I now know that no-one is really to blame, although I’m sure that like every teenager Kurt blames us sometimes. His problems may be caused by chemical imbalance, trauma, his particular pattern of DNA, but what I do understand is that “knowing why” doesn’t matter really, the counter side to his behaviours being that he apologises profusely after each bad choice he makes, which means I can console myself that we must have done something right.
When we set out on this journey called “parenting”, our white privilege led us to assume that because we could give them the best of everything, our kids would turn out okay; that they would be normal, happy and well-adjusted. What I’ve come to terms with since, is that just like cancer, mental illness, “difference” and disassociation from society is not something that we cause necessarily. It can be inherent. It can happen whether you have a white picket fence or barbed wire around your home.
If I’m honest, I expected both my kids to go to university. We did. Being more creative than academic, I wasn’t so narrow-minded to believe that tertiary education was the only route to a good career, but I never imagined a kid of mine dropping out of school and getting caught up in worlds that were alien to us, that previously we had only witnessed in movies.
This time last year our son should have been sitting his HSC with his peers and I would love to give you a Disney happy ending and tell you that instead he has taken up a trade, become a successful entrepreneur or set the world on fire in some other way. There has been progress, small successes in terms of most parents’ expectations, but the past twelve months have also been a steep climb, with several sharp edges, a few falls and many steps back down the mountain.
But we are in a better place than I could have imagined two years ago, because we still have our son. He continues to communicate and confide in us, he has a part-time job – hence he is beginning to understand responsibility and his place in the world. And although I cannot say, hand on heart, that he has slipped easily back into the bosom of our family like the prodigal son, wounds are healing and trust is being restored. We are starting to recognise in him now the strands of our DNA.

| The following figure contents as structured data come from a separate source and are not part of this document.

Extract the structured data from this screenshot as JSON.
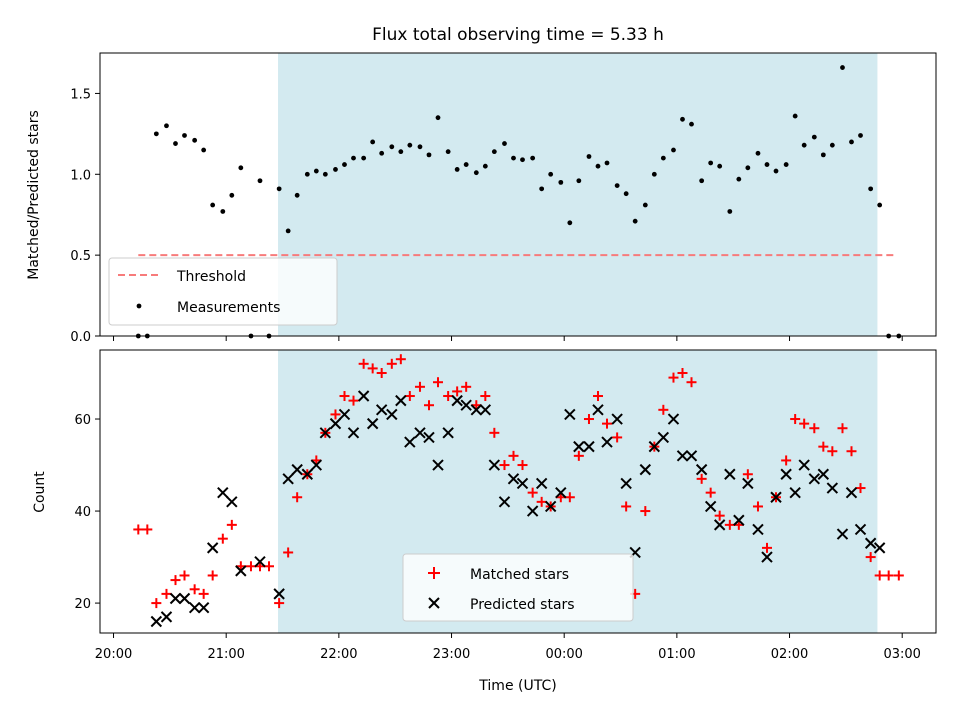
{
  "chart_data": [
    {
      "type": "scatter",
      "title": "Flux total observing time = 5.33 h",
      "xlabel": "",
      "ylabel": "Matched/Predicted stars",
      "ylim": [
        0,
        1.75
      ],
      "yticks": [
        "0.0",
        "0.5",
        "1.0",
        "1.5"
      ],
      "ytick_values": [
        0,
        0.5,
        1.0,
        1.5
      ],
      "xlim": [
        -0.12,
        7.3
      ],
      "shaded_region": [
        1.46,
        6.78
      ],
      "shade_color": "#d3eaf0",
      "legend_position": "lower left",
      "threshold": {
        "name": "Threshold",
        "value": 0.5,
        "x_range": [
          0.22,
          6.95
        ],
        "color": "#f77b7b",
        "style": "dashed"
      },
      "series": [
        {
          "name": "Measurements",
          "color": "#000000",
          "marker": "dot",
          "x": [
            0.22,
            0.3,
            0.38,
            0.47,
            0.55,
            0.63,
            0.72,
            0.8,
            0.88,
            0.97,
            1.05,
            1.13,
            1.22,
            1.3,
            1.38,
            1.47,
            1.55,
            1.63,
            1.72,
            1.8,
            1.88,
            1.97,
            2.05,
            2.13,
            2.22,
            2.3,
            2.38,
            2.47,
            2.55,
            2.63,
            2.72,
            2.8,
            2.88,
            2.97,
            3.05,
            3.13,
            3.22,
            3.3,
            3.38,
            3.47,
            3.55,
            3.63,
            3.72,
            3.8,
            3.88,
            3.97,
            4.05,
            4.13,
            4.22,
            4.3,
            4.38,
            4.47,
            4.55,
            4.63,
            4.72,
            4.8,
            4.88,
            4.97,
            5.05,
            5.13,
            5.22,
            5.3,
            5.38,
            5.47,
            5.55,
            5.63,
            5.72,
            5.8,
            5.88,
            5.97,
            6.05,
            6.13,
            6.22,
            6.3,
            6.38,
            6.47,
            6.55,
            6.63,
            6.72,
            6.8,
            6.88,
            6.97
          ],
          "y": [
            0.0,
            0.0,
            1.25,
            1.3,
            1.19,
            1.24,
            1.21,
            1.15,
            0.81,
            0.77,
            0.87,
            1.04,
            0.0,
            0.96,
            0.0,
            0.91,
            0.65,
            0.87,
            1.0,
            1.02,
            1.0,
            1.03,
            1.06,
            1.1,
            1.1,
            1.2,
            1.13,
            1.17,
            1.14,
            1.18,
            1.17,
            1.12,
            1.35,
            1.14,
            1.03,
            1.06,
            1.01,
            1.05,
            1.14,
            1.19,
            1.1,
            1.09,
            1.1,
            0.91,
            1.0,
            0.95,
            0.7,
            0.96,
            1.11,
            1.05,
            1.07,
            0.93,
            0.88,
            0.71,
            0.81,
            1.0,
            1.1,
            1.15,
            1.34,
            1.31,
            0.96,
            1.07,
            1.05,
            0.77,
            0.97,
            1.04,
            1.13,
            1.06,
            1.02,
            1.06,
            1.36,
            1.18,
            1.23,
            1.12,
            1.18,
            1.66,
            1.2,
            1.24,
            0.91,
            0.81,
            0.0,
            0.0
          ]
        }
      ]
    },
    {
      "type": "scatter",
      "title": "",
      "xlabel": "Time (UTC)",
      "ylabel": "Count",
      "ylim": [
        13.5,
        75
      ],
      "yticks": [
        "20",
        "40",
        "60"
      ],
      "ytick_values": [
        20,
        40,
        60
      ],
      "xlim": [
        -0.12,
        7.3
      ],
      "xticks": [
        "20:00",
        "21:00",
        "22:00",
        "23:00",
        "00:00",
        "01:00",
        "02:00",
        "03:00"
      ],
      "xtick_values": [
        0,
        1,
        2,
        3,
        4,
        5,
        6,
        7
      ],
      "shaded_region": [
        1.46,
        6.78
      ],
      "shade_color": "#d3eaf0",
      "legend_position": "lower center",
      "series": [
        {
          "name": "Matched stars",
          "color": "#ff0000",
          "marker": "plus",
          "x": [
            0.22,
            0.3,
            0.38,
            0.47,
            0.55,
            0.63,
            0.72,
            0.8,
            0.88,
            0.97,
            1.05,
            1.13,
            1.22,
            1.3,
            1.38,
            1.47,
            1.55,
            1.63,
            1.72,
            1.8,
            1.88,
            1.97,
            2.05,
            2.13,
            2.22,
            2.3,
            2.38,
            2.47,
            2.55,
            2.63,
            2.72,
            2.8,
            2.88,
            2.97,
            3.05,
            3.13,
            3.22,
            3.3,
            3.38,
            3.47,
            3.55,
            3.63,
            3.72,
            3.8,
            3.88,
            3.97,
            4.05,
            4.13,
            4.22,
            4.3,
            4.38,
            4.47,
            4.55,
            4.63,
            4.72,
            4.8,
            4.88,
            4.97,
            5.05,
            5.13,
            5.22,
            5.3,
            5.38,
            5.47,
            5.55,
            5.63,
            5.72,
            5.8,
            5.88,
            5.97,
            6.05,
            6.13,
            6.22,
            6.3,
            6.38,
            6.47,
            6.55,
            6.63,
            6.72,
            6.8,
            6.88,
            6.97
          ],
          "y": [
            36,
            36,
            20,
            22,
            25,
            26,
            23,
            22,
            26,
            34,
            37,
            28,
            28,
            28,
            28,
            20,
            31,
            43,
            48,
            51,
            57,
            61,
            65,
            64,
            72,
            71,
            70,
            72,
            73,
            65,
            67,
            63,
            68,
            65,
            66,
            67,
            63,
            65,
            57,
            50,
            52,
            50,
            44,
            42,
            41,
            43,
            43,
            52,
            60,
            65,
            59,
            56,
            41,
            22,
            40,
            54,
            62,
            69,
            70,
            68,
            47,
            44,
            39,
            37,
            37,
            48,
            41,
            32,
            43,
            51,
            60,
            59,
            58,
            54,
            53,
            58,
            53,
            45,
            30,
            26,
            26,
            26
          ]
        },
        {
          "name": "Predicted stars",
          "color": "#000000",
          "marker": "x",
          "x": [
            0.38,
            0.47,
            0.55,
            0.63,
            0.72,
            0.8,
            0.88,
            0.97,
            1.05,
            1.13,
            1.3,
            1.47,
            1.55,
            1.63,
            1.72,
            1.8,
            1.88,
            1.97,
            2.05,
            2.13,
            2.22,
            2.3,
            2.38,
            2.47,
            2.55,
            2.63,
            2.72,
            2.8,
            2.88,
            2.97,
            3.05,
            3.13,
            3.22,
            3.3,
            3.38,
            3.47,
            3.55,
            3.63,
            3.72,
            3.8,
            3.88,
            3.97,
            4.05,
            4.13,
            4.22,
            4.3,
            4.38,
            4.47,
            4.55,
            4.63,
            4.72,
            4.8,
            4.88,
            4.97,
            5.05,
            5.13,
            5.22,
            5.3,
            5.38,
            5.47,
            5.55,
            5.63,
            5.72,
            5.8,
            5.88,
            5.97,
            6.05,
            6.13,
            6.22,
            6.3,
            6.38,
            6.47,
            6.55,
            6.63,
            6.72,
            6.8
          ],
          "y": [
            16,
            17,
            21,
            21,
            19,
            19,
            32,
            44,
            42,
            27,
            29,
            22,
            47,
            49,
            48,
            50,
            57,
            59,
            61,
            57,
            65,
            59,
            62,
            61,
            64,
            55,
            57,
            56,
            50,
            57,
            64,
            63,
            62,
            62,
            50,
            42,
            47,
            46,
            40,
            46,
            41,
            44,
            61,
            54,
            54,
            62,
            55,
            60,
            46,
            31,
            49,
            54,
            56,
            60,
            52,
            52,
            49,
            41,
            37,
            48,
            38,
            46,
            36,
            30,
            43,
            48,
            44,
            50,
            47,
            48,
            45,
            35,
            44,
            36,
            33,
            32
          ]
        }
      ]
    }
  ]
}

Perhaps it was simply a question of maturity all along or that his “conditions” created barriers to learning that no school could handle, and that combination of errors affected him in ways we will never understand. Perhaps there were traumas that triggered the inherent anger. Nevertheless, he has finally reached a threshold of approachability so we can talk things through with him. His knee-jerk reaction is still to shout first and listen afterwards, but now he reflects before he makes those final judgment calls. Since we stopped enabling him, he has learnt that his decisions affect him personally as well as us.
I grieved through those years for the son I thought I’d have, the one who opened doors for me, wore collared shirts, was clean-shaven and polite and I secretly rued the fact that I couldn’t mould him into who I expected him to be.
On bad days it was easy to forget that I have a son who cuddles me, seeks my company and tells me he loves me every day.
And I have evolved with him. Somewhere on this journey I reached an acceptance that he will create his own destiny, and if that turns out to be prison or rehab, I will be there for him, but I am not responsible for it. Just as an experience such as cancer makes you value every day, an experience such as ours makes you more embracing of difference, less judgmental of other people’s choices and I have much more empathy and respect for those that struggle with invisible illnesses.
It may also have something to do with my age, but my expectations for my children and myself are now focused on the simple goals in life, such as health, happiness, goodness and personal fulfilment rather than financial success and one-upmanship.
Kurt will find his way. And it will be his way.